Hannah is getting funnier and funnier. The other night we went to Cracker Barrel to eat and I stayed at the table while Tim and the girls went to play checkers because the frazzled (aren't they all) waitress had not yet brought our ticket. While I was waiting, Hannah came and brought some tip money and told me Tim had said he paid when we came in. I knew that wasn't right, so I told her to go ask him again what he said. When she came back, she said, "Look, I just don't have a short term memory", and I said, "What'd he say, Dorie?" Without missing a beat, she said, "He said, 'Swim toward the throat'." There I was, thinking I'd been quick with the Dorie thing, but I can't get anything past her at all.
I had a cancer scare a couple of weeks ago, but the biopsy was normal and the symptoms that led me to the doctor in the first place seem to have disappeared for now. I wrote a long piece about it, but it all kind of runs together and doesn't make a lot of sense in its current form. I wrote it in two voices, a "living voice" and a "dying voice" and I think I could polish it and make something out of it except for the fact that I'm not dying anymore and when I wrote it I really thought I was.

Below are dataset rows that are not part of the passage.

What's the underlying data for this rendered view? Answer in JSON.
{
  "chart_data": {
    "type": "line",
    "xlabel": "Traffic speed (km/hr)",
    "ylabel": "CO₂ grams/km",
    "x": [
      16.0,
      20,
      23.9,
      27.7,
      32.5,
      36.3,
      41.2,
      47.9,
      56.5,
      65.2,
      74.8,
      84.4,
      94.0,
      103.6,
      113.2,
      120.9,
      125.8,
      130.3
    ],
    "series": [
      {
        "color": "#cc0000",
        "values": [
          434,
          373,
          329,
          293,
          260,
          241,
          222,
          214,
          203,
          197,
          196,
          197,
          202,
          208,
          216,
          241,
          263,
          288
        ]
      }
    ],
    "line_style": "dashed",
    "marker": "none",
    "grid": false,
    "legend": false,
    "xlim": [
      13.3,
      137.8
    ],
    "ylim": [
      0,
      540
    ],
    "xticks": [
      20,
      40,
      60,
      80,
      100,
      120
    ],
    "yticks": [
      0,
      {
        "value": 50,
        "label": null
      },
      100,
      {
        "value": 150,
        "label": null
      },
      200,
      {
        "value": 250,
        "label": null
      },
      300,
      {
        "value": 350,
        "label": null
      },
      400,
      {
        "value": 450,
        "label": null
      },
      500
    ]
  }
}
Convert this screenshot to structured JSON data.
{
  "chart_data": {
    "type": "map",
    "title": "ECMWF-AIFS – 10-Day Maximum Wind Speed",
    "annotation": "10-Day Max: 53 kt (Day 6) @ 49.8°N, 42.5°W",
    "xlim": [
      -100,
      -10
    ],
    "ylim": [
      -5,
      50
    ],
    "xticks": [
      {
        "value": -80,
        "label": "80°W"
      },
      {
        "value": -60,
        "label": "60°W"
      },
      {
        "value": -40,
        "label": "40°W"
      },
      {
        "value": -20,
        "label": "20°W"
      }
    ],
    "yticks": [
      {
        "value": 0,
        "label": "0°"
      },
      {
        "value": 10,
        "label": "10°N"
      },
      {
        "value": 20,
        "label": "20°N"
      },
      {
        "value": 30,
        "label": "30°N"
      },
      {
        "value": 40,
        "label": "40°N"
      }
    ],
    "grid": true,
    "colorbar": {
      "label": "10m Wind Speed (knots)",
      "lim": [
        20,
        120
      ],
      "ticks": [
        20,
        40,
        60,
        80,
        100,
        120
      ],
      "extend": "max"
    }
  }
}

It would probably not be possible to recapture that mood.
I love to smell the crown of someone's head. Each crown has its own unique smell. This morning, Tim and Lizzie were sitting at the table counting money for a deposit. I smelled and kissed Lizzie's crown, then smelled and kissed Tim's. Totally different, and it has nothing to do with shampoo or styling products, either. I wonder what the crown of my head smells like. I'll never know.